Hagamos cuentas. Por de pronto, Trump es un bálsamo para quienes, como yo y seguramente muchos otros, deseaban algún reactivo al estercolero mediático dominante, ese que despuntó con la pandemia. La memoria es frágil, dicen; aunque también vengativa. Desde aquella cárcel llamada confinamiento, el Occidente acomodaticio se sumió en una erótica postcientífica. Luego le colaron un ramillete de boñigas intelectuales: su sexualización, la identidad derivada de eso (entrepierna mediante) y una lucha de cartón piedra e iphone en mano para comunistizar el capitalismo. Parece que en Estados Unidos, donde nació lo woke, despertaron del letargo penitenciario. Y aquí está Trump, el hombre del momento.
Terremoto Trump. Aunque no sabemos en qué quedará el trumpismo, la sola comprobación de lo que su gobierno provoca en los grandes medios es pura felicidad, de aquella contenida durante demasiado tiempo. «¡Está loco!» sería el titular global de periodistas, columnistas y titiriteros de la opinión. A la legendaria inopia hispana sobre asuntos internacionales, y no me refiero sólo a Pepe, el de los sol y sombras en el bar, se pega un idealismo antitrumpiano, unas ganas de señalar al malo desde la virtud. Claro, las cosas, como siempre, son más complejas. Desconocemos si comprará Groenlandia antes de que chinos y rusos se queden con sus recursos; si hará que Europa deje de comportarse como la niña mimada e irresponsable que es; o si desmantelará definitivamente Gaza, ese Estado terrorista.
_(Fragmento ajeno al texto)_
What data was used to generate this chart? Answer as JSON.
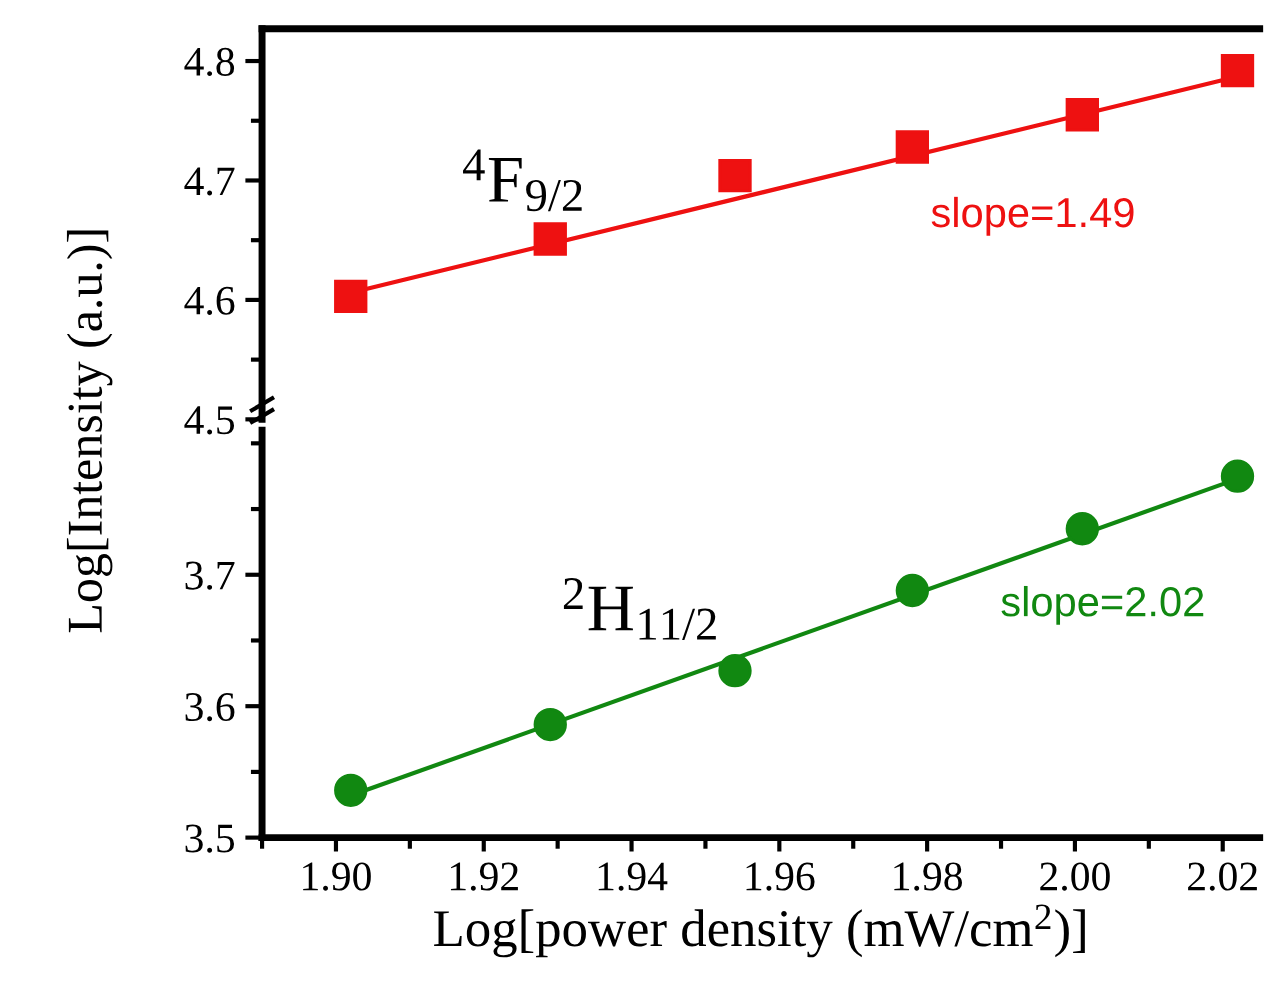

Ojalá sea así. Luego hay un detalle no menor: si Sánchez va contra algo (Trump, en el caso), ese algo debe ser, por fuerza, bueno.
Inmigrantes. La llegada a España de pateras rebosantes de varones africanos comienza a registrar consecuencias. Las estéticas se resumen en el generoso ímpetu de acogida por parte de Cruz Roja y diversas oenegés. Hemos sabido que por cada —presunto— menor amparado esas organizaciones reciben una apetitosa suma de dinero. De dinero público, por supuesto. Así que ya podemos afirmar que el español, tan colmado de riquezas y ajeno a la escasez, es sin embargo un fervoroso caritativo, aunque no se entere del todo. Rondan videos de inmigrantes alojados a pensión completa en hoteles y, esta semana, ha sido noticia que una oenegé está comprando pisos para alojar a sus muchachos. Y eso que, según parece, la vivienda está por la nubes y los jóvenes autóctonos lo tienen crudo para acceder a ella.
Mutilación. Sobre la inmigración ilegal, y soslayando que España no tiene ya fronteras ni soberanía que proteger, hay varias preguntas insidiosas y un cómputo por resolver. Por ejemplo, cuántos de los llegados a España estudian o trabajan, o las dos cosas. Y cuántos de ellos, en vaga y algo onírica expresión, se han finalmente «integrado». O para qué cantidad de esos extranjeros la delincuencia es una de las opciones de vida aquí. Traía LA GACETA esta semana que, en Canarias, se han registrado 72 nuevos casos de mutilación genital femenina durante el último año, citando datos de la organización Medicus Mundi. En un mundo ideal, tanto dicha noticia como las preguntas arriba formuladas generarían un debate público. Quede testimonio de la orfandad y sus multiplicadoras derivaciones, que las habrán.
Simbólico y reconfortante. Se dirá populista, o fascista incluso, la decisión de acabar con las pajitas de papel. Este, como el irritante tapón de las botellas de agua, es uno de los detalles con que el gobierno mundial salva el planeta, además de hacernos la vida más triste y anodina. A alguna siniestra mente de la OMS se le debió ocurrir un día que el papel era lo más adecuado para sorber líquidos y, desde entonces, hemos visto cómo el delgado tubo se reblandecía hasta quebrarse por efecto de una reacción que hasta un niño podría prever. Con tales detalles, quizás pequeños y funestos, la agenda climática va carcomiendo la cotidianidad, haciéndola absurda pero heroica. Chupar la pajita de papel y que, como el tiempo, el líquido se pierda en el viaje hacia la boca es melancolía proustiana. Pero hay novedades y, cáspita, vienen también de Donald: «Firmaré una orden ejecutiva la próxima semana para poner fin al ridículo impulso de Biden por las pajitas de papel, que no funcionan. ¡DE VUELTA AL PLÁSTICO!», ha anunciado el presidente americano en la mejor tradición del feliz siglo XX.